Under the NIR framework, the government can only spend up to 50 per cent of the total expected returns of all three investment entities - Temasek, GIC, and the Monetary Authority of Singapore (MAS). Also, if the government's assets fall short of its liabilities, there can be no contribution from the investment returns on reserves in the Budget.

Amid the passionate calls for fiscal prudence and sustainability, it's worth remembering two other points. First, Singapore has never failed to balance its budget within each term of government. Second, land sales revenue is not included in the Budget statement, despite it being viewed by many as a potential pool of money for expenditure. Under the Constitution, state land and revenues from land sales form part of Singapore's past reserves - it is not available for spending.

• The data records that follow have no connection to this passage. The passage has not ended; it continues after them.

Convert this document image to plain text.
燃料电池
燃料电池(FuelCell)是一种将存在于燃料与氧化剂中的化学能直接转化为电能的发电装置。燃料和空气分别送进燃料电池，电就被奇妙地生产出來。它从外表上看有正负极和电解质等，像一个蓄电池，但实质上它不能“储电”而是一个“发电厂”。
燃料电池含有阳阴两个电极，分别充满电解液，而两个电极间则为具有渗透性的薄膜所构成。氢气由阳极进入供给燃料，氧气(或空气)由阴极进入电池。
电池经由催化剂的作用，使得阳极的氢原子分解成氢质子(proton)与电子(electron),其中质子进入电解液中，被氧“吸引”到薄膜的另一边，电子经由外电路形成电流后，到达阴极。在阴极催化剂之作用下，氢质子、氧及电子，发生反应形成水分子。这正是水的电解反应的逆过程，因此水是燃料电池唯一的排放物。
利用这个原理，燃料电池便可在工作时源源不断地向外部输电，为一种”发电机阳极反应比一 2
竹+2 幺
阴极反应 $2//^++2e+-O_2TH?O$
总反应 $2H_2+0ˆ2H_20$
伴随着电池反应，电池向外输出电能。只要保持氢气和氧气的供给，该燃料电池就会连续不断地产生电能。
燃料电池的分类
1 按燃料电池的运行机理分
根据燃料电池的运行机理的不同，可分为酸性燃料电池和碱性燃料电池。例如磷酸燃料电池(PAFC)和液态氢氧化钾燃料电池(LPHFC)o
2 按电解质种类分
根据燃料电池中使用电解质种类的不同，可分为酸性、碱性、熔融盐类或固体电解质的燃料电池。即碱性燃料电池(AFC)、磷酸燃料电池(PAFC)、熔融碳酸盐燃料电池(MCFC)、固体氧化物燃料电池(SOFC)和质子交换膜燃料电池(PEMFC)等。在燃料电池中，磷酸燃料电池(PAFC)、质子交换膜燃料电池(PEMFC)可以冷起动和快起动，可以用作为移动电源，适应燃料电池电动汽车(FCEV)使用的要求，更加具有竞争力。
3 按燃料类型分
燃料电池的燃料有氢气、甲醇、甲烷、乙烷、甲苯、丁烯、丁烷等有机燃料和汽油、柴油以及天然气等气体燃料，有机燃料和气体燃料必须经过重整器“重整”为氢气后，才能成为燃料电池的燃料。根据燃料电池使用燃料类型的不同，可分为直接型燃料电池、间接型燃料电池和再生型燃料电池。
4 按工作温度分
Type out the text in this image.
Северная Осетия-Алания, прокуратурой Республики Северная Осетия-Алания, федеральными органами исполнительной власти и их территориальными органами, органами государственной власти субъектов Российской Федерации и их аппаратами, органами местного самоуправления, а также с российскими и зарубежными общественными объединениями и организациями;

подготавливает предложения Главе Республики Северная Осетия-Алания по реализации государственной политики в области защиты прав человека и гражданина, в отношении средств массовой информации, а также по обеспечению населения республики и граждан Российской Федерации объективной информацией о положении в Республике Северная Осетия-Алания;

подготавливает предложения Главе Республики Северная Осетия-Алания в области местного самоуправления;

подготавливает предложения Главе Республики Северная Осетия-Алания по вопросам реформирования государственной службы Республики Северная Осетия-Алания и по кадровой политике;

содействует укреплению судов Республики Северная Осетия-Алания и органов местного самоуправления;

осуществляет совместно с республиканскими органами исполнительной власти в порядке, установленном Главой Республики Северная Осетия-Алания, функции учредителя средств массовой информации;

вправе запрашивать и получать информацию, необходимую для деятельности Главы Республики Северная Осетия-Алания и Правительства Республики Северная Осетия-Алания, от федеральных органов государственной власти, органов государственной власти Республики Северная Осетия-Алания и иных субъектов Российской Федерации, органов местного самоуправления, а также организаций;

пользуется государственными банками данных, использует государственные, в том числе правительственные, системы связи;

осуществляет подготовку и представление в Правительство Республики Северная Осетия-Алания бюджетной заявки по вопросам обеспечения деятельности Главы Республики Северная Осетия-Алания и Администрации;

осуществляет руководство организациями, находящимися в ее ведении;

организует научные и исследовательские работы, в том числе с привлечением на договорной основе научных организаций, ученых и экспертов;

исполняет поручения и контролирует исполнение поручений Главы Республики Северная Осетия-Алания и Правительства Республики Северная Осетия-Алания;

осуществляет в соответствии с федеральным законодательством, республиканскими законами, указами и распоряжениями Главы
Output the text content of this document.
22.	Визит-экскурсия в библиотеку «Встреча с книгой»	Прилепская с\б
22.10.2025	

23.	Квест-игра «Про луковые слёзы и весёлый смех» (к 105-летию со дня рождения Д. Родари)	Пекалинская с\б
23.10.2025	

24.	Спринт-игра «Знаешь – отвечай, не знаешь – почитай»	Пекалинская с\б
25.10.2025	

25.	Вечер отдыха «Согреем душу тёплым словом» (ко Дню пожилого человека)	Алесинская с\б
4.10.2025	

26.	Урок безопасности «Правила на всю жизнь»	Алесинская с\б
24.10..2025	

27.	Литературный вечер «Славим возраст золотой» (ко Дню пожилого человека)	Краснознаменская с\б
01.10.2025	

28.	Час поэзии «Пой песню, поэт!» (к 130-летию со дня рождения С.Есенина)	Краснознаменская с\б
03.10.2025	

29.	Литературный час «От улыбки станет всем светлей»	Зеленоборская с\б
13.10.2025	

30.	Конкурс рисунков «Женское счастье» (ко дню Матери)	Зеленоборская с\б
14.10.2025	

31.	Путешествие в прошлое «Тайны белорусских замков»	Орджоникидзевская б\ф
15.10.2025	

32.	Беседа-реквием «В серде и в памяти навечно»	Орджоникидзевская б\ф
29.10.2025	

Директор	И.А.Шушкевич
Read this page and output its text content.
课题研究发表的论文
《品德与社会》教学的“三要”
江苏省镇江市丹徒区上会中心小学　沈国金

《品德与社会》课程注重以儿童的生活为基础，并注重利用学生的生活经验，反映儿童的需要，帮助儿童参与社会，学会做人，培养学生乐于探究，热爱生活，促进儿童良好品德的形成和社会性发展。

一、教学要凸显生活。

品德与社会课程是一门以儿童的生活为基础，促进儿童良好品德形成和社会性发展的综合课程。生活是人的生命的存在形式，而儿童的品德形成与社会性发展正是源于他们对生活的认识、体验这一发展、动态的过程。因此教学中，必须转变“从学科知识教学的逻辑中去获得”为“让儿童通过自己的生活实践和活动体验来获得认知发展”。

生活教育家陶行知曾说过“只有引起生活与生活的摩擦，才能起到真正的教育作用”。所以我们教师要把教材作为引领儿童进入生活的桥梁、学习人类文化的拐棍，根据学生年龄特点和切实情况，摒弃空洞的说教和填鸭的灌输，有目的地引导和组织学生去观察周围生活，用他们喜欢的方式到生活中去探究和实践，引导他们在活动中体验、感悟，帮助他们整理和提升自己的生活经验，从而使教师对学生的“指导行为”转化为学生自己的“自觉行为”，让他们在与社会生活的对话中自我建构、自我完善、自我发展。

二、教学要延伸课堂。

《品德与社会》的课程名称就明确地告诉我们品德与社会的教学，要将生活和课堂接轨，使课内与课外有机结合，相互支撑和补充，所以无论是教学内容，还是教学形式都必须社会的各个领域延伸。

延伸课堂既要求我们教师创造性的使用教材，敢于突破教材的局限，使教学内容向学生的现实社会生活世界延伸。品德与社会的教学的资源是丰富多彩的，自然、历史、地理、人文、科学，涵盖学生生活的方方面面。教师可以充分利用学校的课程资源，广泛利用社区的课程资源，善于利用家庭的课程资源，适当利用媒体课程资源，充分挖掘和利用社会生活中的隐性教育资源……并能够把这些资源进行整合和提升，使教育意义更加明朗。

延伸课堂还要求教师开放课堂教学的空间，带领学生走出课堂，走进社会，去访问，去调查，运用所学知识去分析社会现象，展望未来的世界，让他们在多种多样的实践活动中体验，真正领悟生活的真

If all of this isn't prudent, then what is?

Certainly, it's important to uphold principles of fiscal prudence, to interrogate heightened public expenditure, to hold the government to account. These are things Singaporeans hope and expect their parliamentarians to continue doing.

But MPs also have a duty to put things in context. Where does Singapore stand in comparison to the rest of the world, and in comparison to its past?

After all, while it may seem that the government is now making broad strides to the left, perhaps this is only so because it has - and for so long - been seen sitting closer to the right.